Choice, Moral Responsibility and (In)Compatibilism

In my recent paper Moral Responsibility and Choice I outlined my position that moral responsibility is a result not of actions but of choices. In that paper I deliberately avoided discussing determinism and compatibilism, however I believe the link is clear.

One of the key compatibilist arguments is to reframe the Principle of Alternate Possibilities (PAP) to say that one is morally responsible for an action if one could have done otherwise if one had chosen to do so. Hence the responsibility is shifted from the individual to the environment and the restrictions it imposes. Predicating moral responsibility on the choice rather than the action eliminates this argument and returns responsibility to the individual. The question is no longer if one had chosen differently but if one could have chosen differently. Whether or not one would have been able to follow through with that choice is irrelevant to moral responsibility.

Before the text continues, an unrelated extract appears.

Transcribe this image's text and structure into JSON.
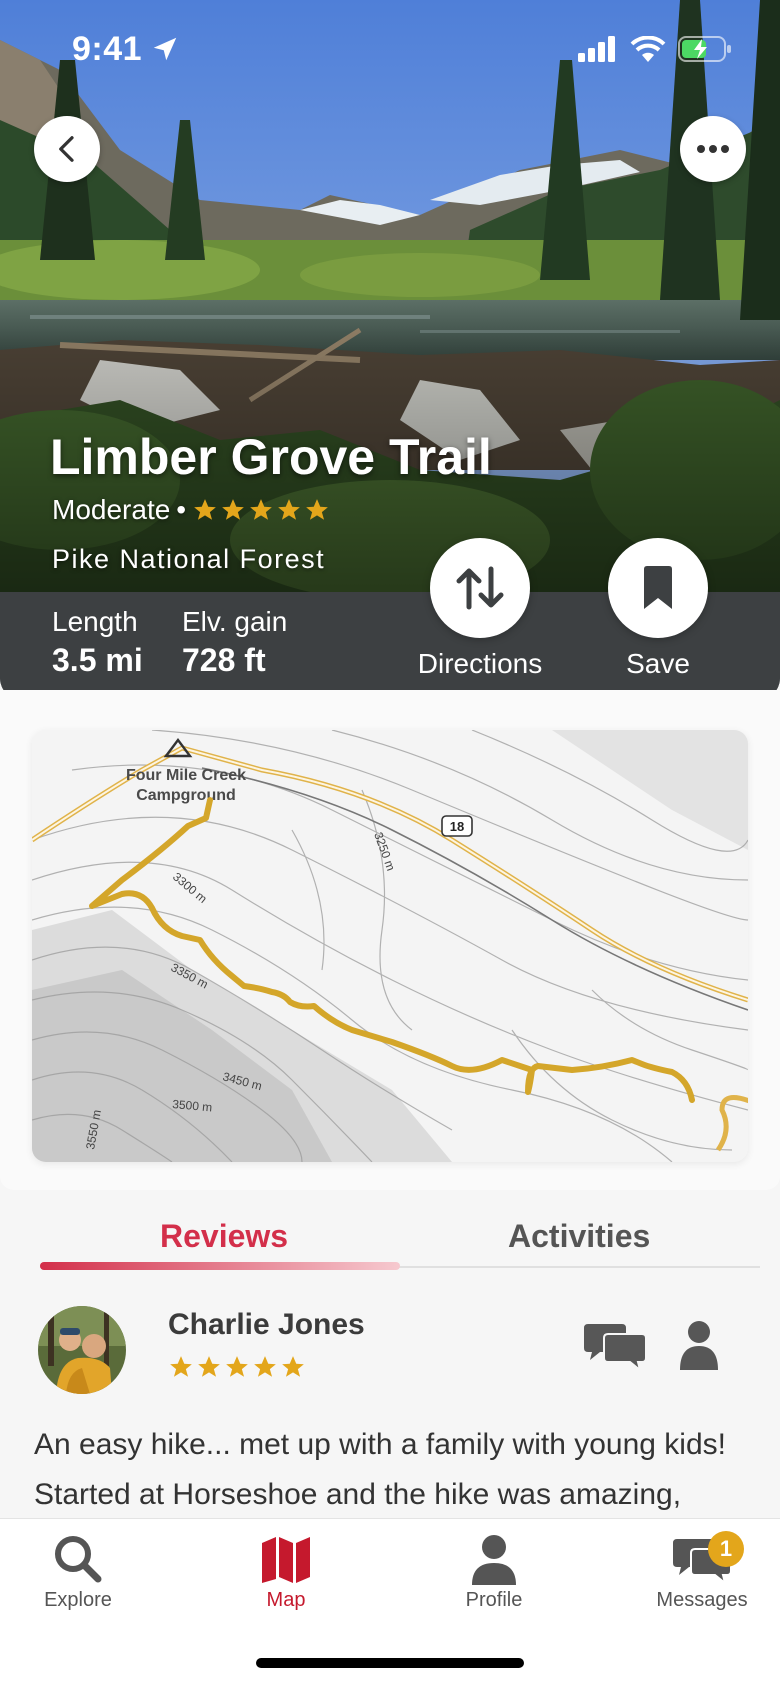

So is choice possible in a deterministic universe? That depends on the definition of ‘choice’. However in the sense I use it in my paper, choice is different from mere selection. A ball on a spinning roulette wheel can land on any of the numbers. Which number it lands on is a selection, not a choice. That is true whether or not the selected number is predetermined (strong determinism) or random (stochastic determinism). The wheel, the ball and the combined system make a selection but do not have a choice.

What if I pick up the ball and place it on one of the numbers on the wheel? Is that a mere selection or a choice? Under either strong determinism or stochastic determinism, my action is merely a selection. I may believe I have a choice, but the mental state I perceive as a decision is as predetermined as the where the ball on the spinning wheel ends up. Belief in having choice is not the same as having choice. My ‘choice’ actually is a deterministic selection between mental states that then leads deterministically to me placing the ball on the selected number.

Choice requires some additional element beyond either determinism or randomness. It requires some form of agent/immanent causation which is not itself subject to deterministic laws.

So moral responsibility requires choice and determinism prohibits choice. Hence determinism is incompatible with moral responsibility.